Le livret a un taux d'intérêt reel qui reste positif ce qui n'était pas le cas dans les années 80-90.

Le livret a un taux d'intérêt reel qui reste positif ce qui n'était pas le cas dans les années 80-90. - -

Economiste et secrétaire général du Cercle de l'Epargne, Philippe Crevel revient sur la baisse du taux du Livret A à 1%, décidée par le gouvernement jeudi 10 juillet. Il explique que l'exécutif a choisi de "couper la poire en deux" pour tenir compte des différentes contraintes.

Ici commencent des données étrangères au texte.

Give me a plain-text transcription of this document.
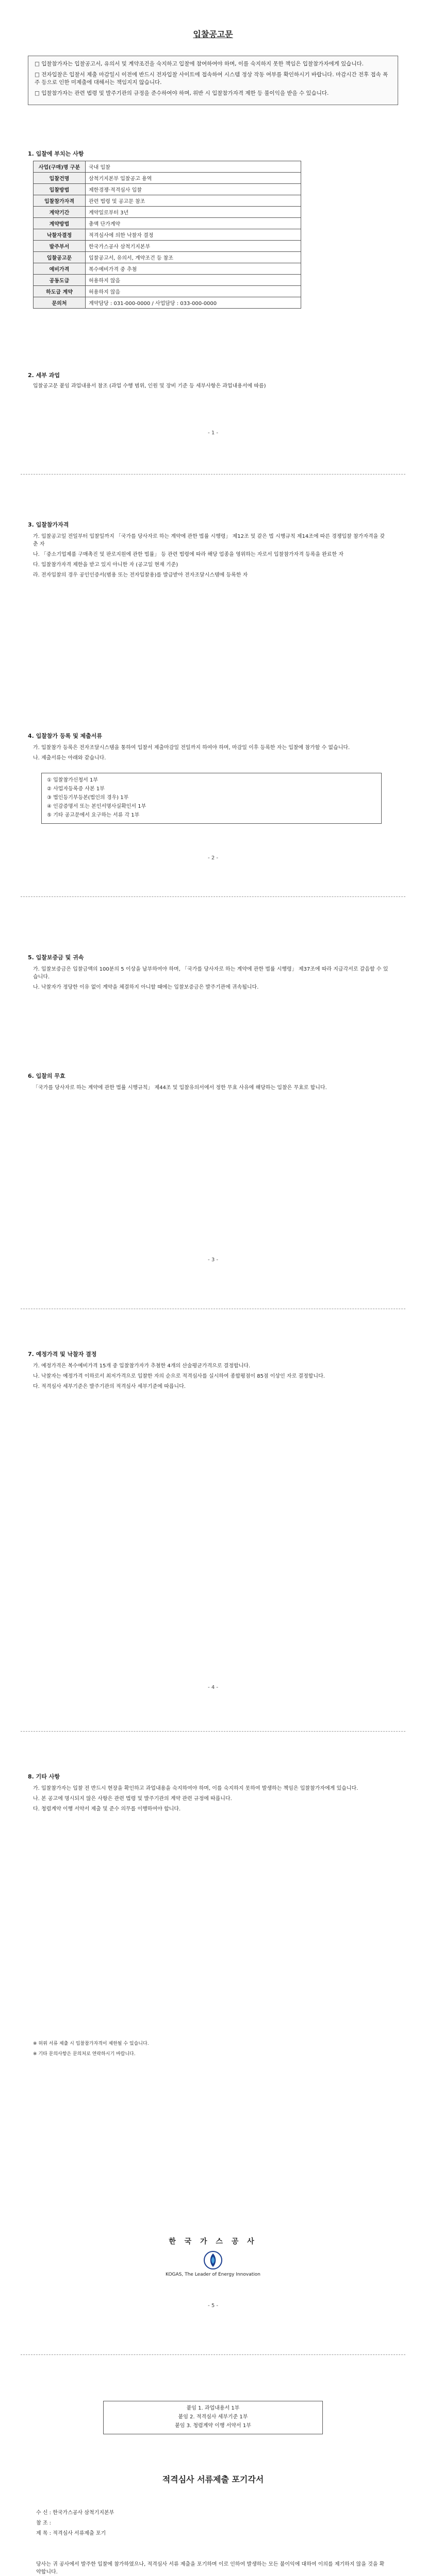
입찰공고문

□ 입찰참가자는 입찰공고서, 유의서 및 계약조건을 숙지하고 입찰에 참여하여야 하며, 이를 숙지하지 못한 책임은 입찰참가자에게 있습니다.

□ 전자입찰은 입찰서 제출 마감일시 이전에 반드시 전자입찰 사이트에 접속하여 시스템 정상 작동 여부를 확인하시기 바랍니다. 마감시간 전후 접속 폭주 등으로 인한 미제출에 대해서는 책임지지 않습니다.

□ 입찰참가자는 관련 법령 및 발주기관의 규정을 준수하여야 하며, 위반 시 입찰참가자격 제한 등 불이익을 받을 수 있습니다.

1. 입찰에 부치는 사항
사업(구매)명 구분	국내 입찰
입찰건명	삼척기지본부 입찰공고 용역
입찰방법	제한경쟁·적격심사 입찰
입찰참가자격	관련 법령 및 공고문 참조
계약기간	계약일로부터 3년
계약방법	총액 단가계약
낙찰자결정	적격심사에 의한 낙찰자 결정
발주부서	한국가스공사 삼척기지본부
입찰공고문	입찰공고서, 유의서, 계약조건 등 참조
예비가격	복수예비가격 중 추첨
공동도급	허용하지 않음
하도급 계약	허용하지 않음
문의처	계약담당 : 031-000-0000 / 사업담당 : 033-000-0000
2. 세부 과업
입찰공고문 붙임 과업내용서 참조 (과업 수행 범위, 인원 및 장비 기준 등 세부사항은 과업내용서에 따름)
- 1 -
3. 입찰참가자격

가. 입찰공고일 전일부터 입찰일까지 「국가를 당사자로 하는 계약에 관한 법률 시행령」 제12조 및 같은 법 시행규칙 제14조에 따른 경쟁입찰 참가자격을 갖춘 자

나. 「중소기업제품 구매촉진 및 판로지원에 관한 법률」 등 관련 법령에 따라 해당 업종을 영위하는 자로서 입찰참가자격 등록을 완료한 자

다. 입찰참가자격 제한을 받고 있지 아니한 자 (공고일 현재 기준)

라. 전자입찰의 경우 공인인증서(범용 또는 전자입찰용)를 발급받아 전자조달시스템에 등록한 자

4. 입찰참가 등록 및 제출서류

가. 입찰참가 등록은 전자조달시스템을 통하여 입찰서 제출마감일 전일까지 하여야 하며, 마감일 이후 등록한 자는 입찰에 참가할 수 없습니다.

나. 제출서류는 아래와 같습니다.

① 입찰참가신청서 1부

② 사업자등록증 사본 1부

③ 법인등기부등본(법인의 경우) 1부

④ 인감증명서 또는 본인서명사실확인서 1부

⑤ 기타 공고문에서 요구하는 서류 각 1부

- 2 -
5. 입찰보증금 및 귀속

가. 입찰보증금은 입찰금액의 100분의 5 이상을 납부하여야 하며, 「국가를 당사자로 하는 계약에 관한 법률 시행령」 제37조에 따라 지급각서로 갈음할 수 있습니다.

나. 낙찰자가 정당한 이유 없이 계약을 체결하지 아니할 때에는 입찰보증금은 발주기관에 귀속됩니다.

6. 입찰의 무효
「국가를 당사자로 하는 계약에 관한 법률 시행규칙」 제44조 및 입찰유의서에서 정한 무효 사유에 해당하는 입찰은 무효로 합니다.
- 3 -
7. 예정가격 및 낙찰자 결정

가. 예정가격은 복수예비가격 15개 중 입찰참가자가 추첨한 4개의 산술평균가격으로 결정합니다.

나. 낙찰자는 예정가격 이하로서 최저가격으로 입찰한 자의 순으로 적격심사를 실시하여 종합평점이 85점 이상인 자로 결정합니다.

다. 적격심사 세부기준은 발주기관의 적격심사 세부기준에 따릅니다.

- 4 -
8. 기타 사항

가. 입찰참가자는 입찰 전 반드시 현장을 확인하고 과업내용을 숙지하여야 하며, 이를 숙지하지 못하여 발생하는 책임은 입찰참가자에게 있습니다.

나. 본 공고에 명시되지 않은 사항은 관련 법령 및 발주기관의 계약 관련 규정에 따릅니다.

다. 청렴계약 이행 서약서 제출 및 준수 의무를 이행하여야 합니다.

※ 허위 서류 제출 시 입찰참가자격이 제한될 수 있습니다.

※ 기타 문의사항은 문의처로 연락하시기 바랍니다.

한 국 가 스 공 사
KOGAS, The Leader of Energy Innovation
- 5 -

붙임 1. 과업내용서 1부

붙임 2. 적격심사 세부기준 1부

붙임 3. 청렴계약 이행 서약서 1부

적격심사 서류제출 포기각서

수 신 : 한국가스공사 삼척기지본부

참 조 :

제 목 : 적격심사 서류제출 포기

당사는 귀 공사에서 발주한 입찰에 참가하였으나, 적격심사 서류 제출을 포기하며 이로 인하여 발생하는 모든 불이익에 대하여 이의를 제기하지 않을 것을 확약합니다.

Jamais le Livret A n'était descendu aussi bas dans l'absolu. Jeudi 10 juillet, le ministre des Finances, Michel Sapin a choisi de ne pas suivre les recommandations de la Banque de France, en limitant la baisse du taux de ce livret, de 1 à 1,25%, alors que la chute aurait pû être plus lourde, à 0,75% voire 0,50%, dans le cas où la formule de calcul aurait été respectée. Le taux facial n'en atteint pas moins un plus bas historique.

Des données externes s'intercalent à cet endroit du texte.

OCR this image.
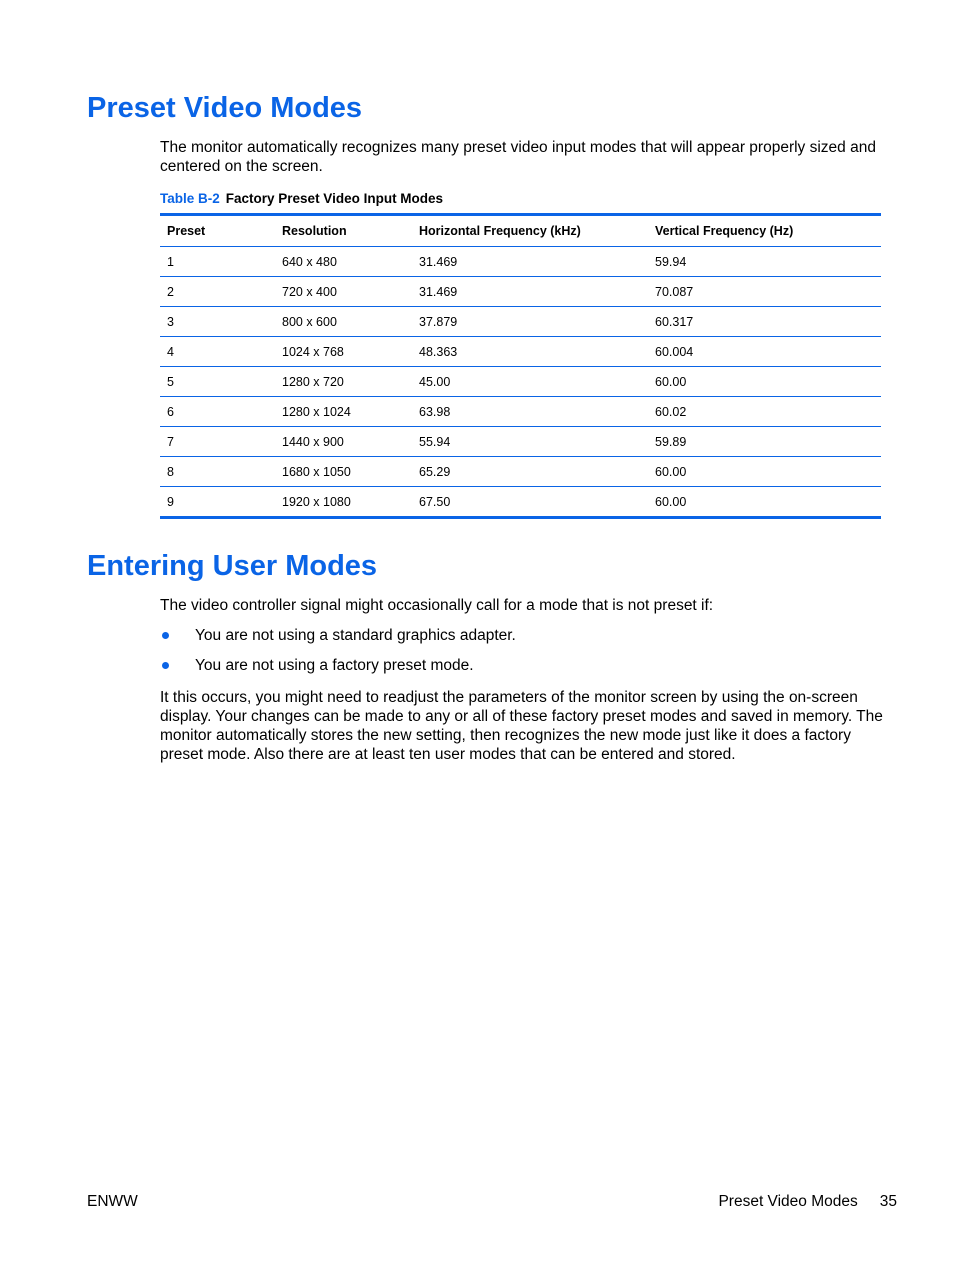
Preset Video Modes

The monitor automatically recognizes many preset video input modes that will appear properly sized and centered on the screen.

Table B-2 Factory Preset Video Input Modes
Preset	Resolution	Horizontal Frequency (kHz)	Vertical Frequency (Hz)
1	640 x 480	31.469	59.94
2	720 x 400	31.469	70.087
3	800 x 600	37.879	60.317
4	1024 x 768	48.363	60.004
5	1280 x 720	45.00	60.00
6	1280 x 1024	63.98	60.02
7	1440 x 900	55.94	59.89
8	1680 x 1050	65.29	60.00
9	1920 x 1080	67.50	60.00
Entering User Modes

The video controller signal might occasionally call for a mode that is not preset if:

You are not using a standard graphics adapter.
You are not using a factory preset mode.

It this occurs, you might need to readjust the parameters of the monitor screen by using the on-screen display. Your changes can be made to any or all of these factory preset modes and saved in memory. The monitor automatically stores the new setting, then recognizes the new mode just like it does a factory preset mode. Also there are at least ten user modes that can be entered and stored.

ENWW	Preset Video Modes 35
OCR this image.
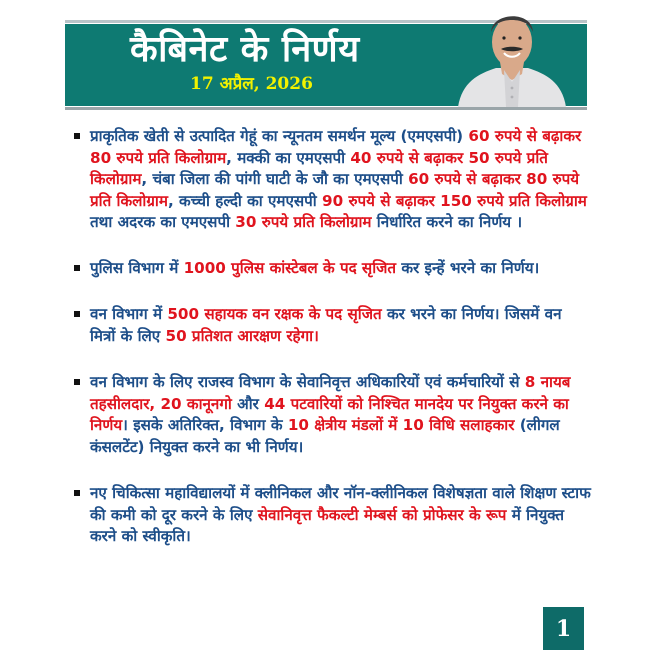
कैबिनेट के निर्णय
17 अप्रैल, 2026
प्राकृतिक खेती से उत्पादित गेहूं का न्यूनतम समर्थन मूल्य (एमएसपी) 60 रुपये से बढ़ाकर 80 रुपये प्रति किलोग्राम, मक्की का एमएसपी 40 रुपये से बढ़ाकर 50 रुपये प्रति किलोग्राम, चंबा जिला की पांगी घाटी के जौ का एमएसपी 60 रुपये से बढ़ाकर 80 रुपये प्रति किलोग्राम, कच्ची हल्दी का एमएसपी 90 रुपये से बढ़ाकर 150 रुपये प्रति किलोग्राम तथा अदरक का एमएसपी 30 रुपये प्रति किलोग्राम निर्धारित करने का निर्णय ।
पुलिस विभाग में 1000 पुलिस कांस्टेबल के पद सृजित कर इन्हें भरने का निर्णय।
वन विभाग में 500 सहायक वन रक्षक के पद सृजित कर भरने का निर्णय। जिसमें वन मित्रों के लिए 50 प्रतिशत आरक्षण रहेगा।
वन विभाग के लिए राजस्व विभाग के सेवानिवृत्त अधिकारियों एवं कर्मचारियों से 8 नायब तहसीलदार, 20 कानूनगो और 44 पटवारियों को निश्चित मानदेय पर नियुक्त करने का निर्णय। इसके अतिरिक्त, विभाग के 10 क्षेत्रीय मंडलों में 10 विधि सलाहकार (लीगल कंसलटेंट) नियुक्त करने का भी निर्णय।
नए चिकित्सा महाविद्यालयों में क्लीनिकल और नॉन-क्लीनिकल विशेषज्ञता वाले शिक्षण स्टाफ की कमी को दूर करने के लिए सेवानिवृत्त फैकल्टी मेम्बर्स को प्रोफेसर के रूप में नियुक्त करने को स्वीकृति।
1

Quelles conséquences pour la collecte et l'intérêt des épargnants? Elements de réponse avec Philippe Crevel, économiste et secrétaire général du Cercle de l'Epargne.

> Le gouvernement a-t-il eu raison de limiter la baisse du taux?

"Le taux du livret A est un taux politique. On a bien vu le 1er février dernier que le gouvernement n'a pas suivi la formule pour des raisons électoralistes. Passer sous un taux inférieur à 1% aurait ainsi été symboliquement fort. De plus, on observe depuis trois mois une décollecte sur le livret A. Franchir ce seuil de 1% aurait donc provoqué des conséquences sur la collecte.

Le gouvernement a ainsi choisi de couper la poire en deux et de tenir compte de l'intérêt pour la collecte, de l'intérêt des épargnants mais aussi des taux très bas du marché, notamment pour financer le logement".

> Même à 1%, le livret A reste-t-il attractif?

"Il y a deux façons de voir les choses. La baisse du taux du Livret A entraîne une diminution du rendement de l'épargne. Pour un Livret de 4.000 euros, soit l'encours moyen, cela représente une perte sur un an de 10 euros. Pour un Livret A rempli au plafond (22.950 euros) on parle d'une perte de 60 euros par an. Ce n'est pas négligeable.

Après le gouvernement a expliqué que l'inflation ayant baissé, le rendement réel du livret A n'a pas diminué. Il n'a pas totalement tort. Dans les années 80-90, on perdait de l'argent en plaçant sur le Livret A car l'inflation était alors supérieure au taux de rendement. Aujourd'hui on en gagne, mais pas beaucoup".

> Comment voyez-vous évoluez la collecte?

"Depuis un an, il y a un phénomène de yo-yo, avec une décollecte à peu près un mois sur deux. Ce mouvement va se poursuivre car le Livret A est l'antichambre du compte courant des Français. Et ces derniers ajustent de plus en plus leur épargne en fonction de leurs besoins (impôts, vacances). Par ailleurs, les Français laissent de plus en plus d'argent sur leur compte courant et placent de moins en moins. On risque donc de se situer sur une collecte faible ou négative".